A basic feature of the strand transfer mechanism is the use of the RT RNase H to remove
segments of the RNA template strand from the growing DNA strand, freeing a single
stranded region to anneal to the second site. Viral nucleocapsid protein (NC) functions
to promote transfer by facilitating this strand exchange process. Two copies of the
RNA genomes, sometimes non-identical, are co-packaged in the genomes of retroviruses.

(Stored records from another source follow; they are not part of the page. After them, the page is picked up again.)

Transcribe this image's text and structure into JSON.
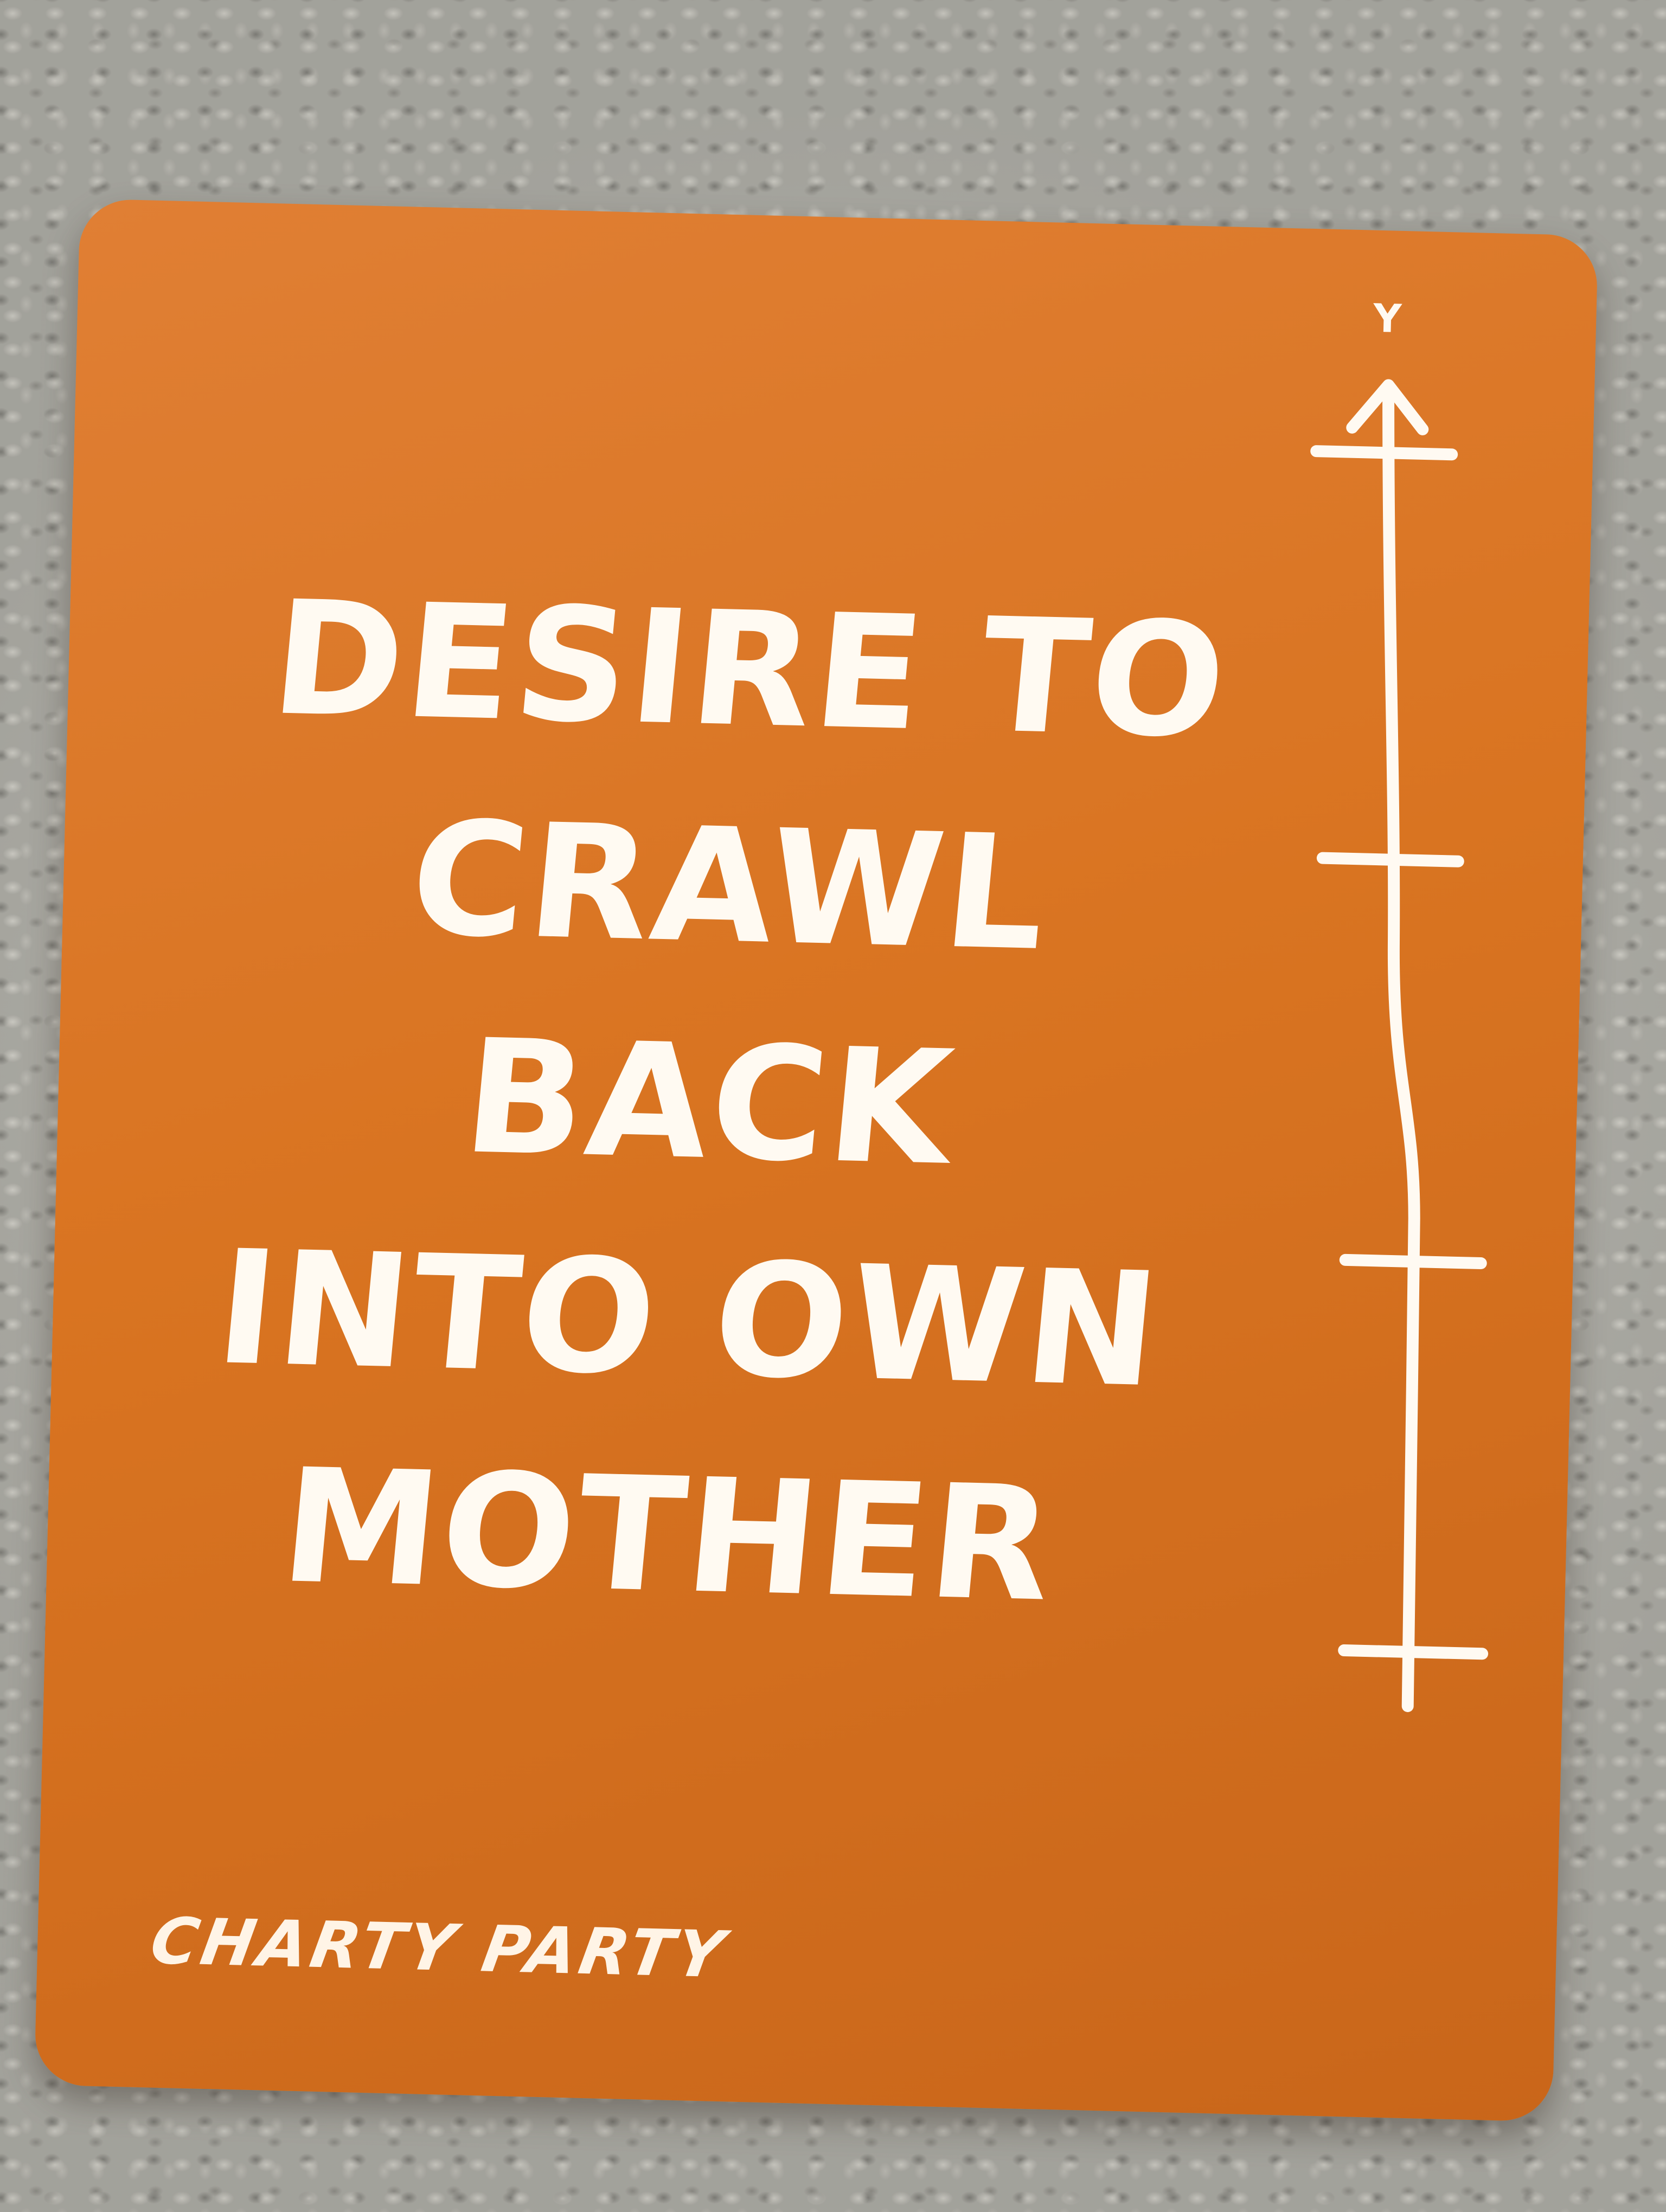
{
  "photo": {
    "background": "carpet",
    "colors": {
      "carpet": "#b9b8b1",
      "card": "#d97421",
      "ink": "#fffaf2"
    }
  },
  "card": {
    "lines": [
      "DESIRE TO",
      "CRAWL BACK",
      "INTO OWN",
      "MOTHER"
    ],
    "brand": "CHARTY PARTY",
    "axis": {
      "label": "Y",
      "icon": "arrow-up-icon",
      "tick_count": 4
    }
  }
}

The properties of the reverse transcriptase allow a transfer of the growing DNA strand
between these genomes to occur occasionally at any point during reverse transcription,
producing recombinant viral progeny. Recombination promotes structural diversity of
the virus that helps it to survive host immunity and drug therapy. Recombination strand
transfer can be forced by a break in the template, or can occur at sites where folding
structure of the template pauses the RT, allowing a concentration of RNase H cleavages
that promote transfers. Transfer can be a simple one-step process, or can proceed
by a complex multi-step invasion mechanism. In this latter process, the second RNA
template interacts with the growing DNA strand well behind the DNA 3'-terminus. The
newly formed RNA-DNA hybrid expands by branch migration and eventually catches the
elongating DNA primer 3'-terminus to complete the transfer. Transfers are also promoted
by interactions between the two RNA templates, which accelerate transfer by a proximity
effect. Other details of the role of strand transfers in reverse transcription and
the biochemical features of the transfer reaction are discussed.